However, the scenario of VoIP in India is still at the deployment stage, says E V S Chakravarthy, CEO of Iaqra, an ISP and subsidiary of British Gas. Iqara focuses on the VoIP business apart from offering broadband. "The competition between ISPs and telecom companies for a share of Internet services is very good for the end consumer since it results in lower costs. However, we cannot fight with telcos as we do have the consumer numbers that telcos can boast of," he adds.
Hence, the move to VoIP. Internationally the VoIP market is growing at a compound annual growth rate of 278 per cent worldwide. While the size of the IP telephony market in India estimated at around $ 54 million - and if the market forecast is anything to go by - voice and data services are expected to grow to $38.8 million by 2011.

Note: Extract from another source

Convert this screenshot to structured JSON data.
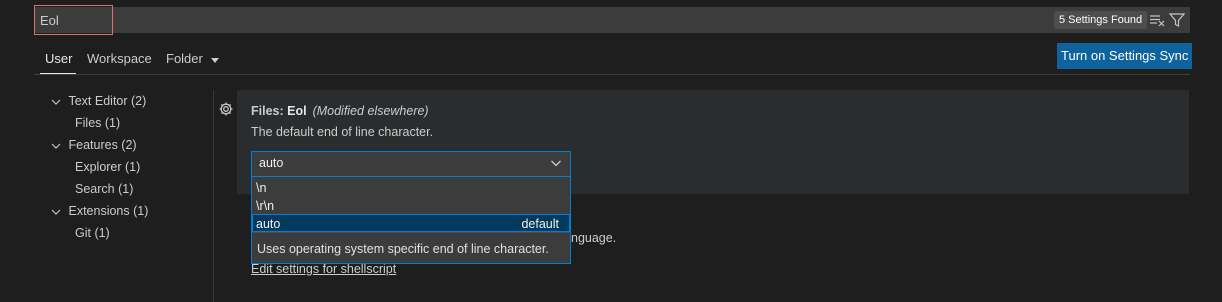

"VoIP has started a new revolution in the history of Internet Telephony. It is also believed that future of VoIP is VoIP 2.0, which will focus on services instead of cut-rate pricing," he says.
He further adds there is a huge potential in the business of VoIP in India but all big players are waiting for someone to take initiative in offering the lowest rate service.
"Four years ago, no one thought that a mobile phone will be available at Rs 501 and yet telecom companies started offered mobiles at low rates. Similarly, only volumes will push up the penetration of VoIP telephony in the country," says Chakravarthy.According to Arun Jindal, COO of Estel Communications, a Delhi-based ISP who is also foraying in VoIP service, even telcos will shortly enter the VoIP business. "Once again we will have to find another business which may further decrease the number of ISPs. In today's competitive world, standalone ISPs cannot survive," cautions Jindal.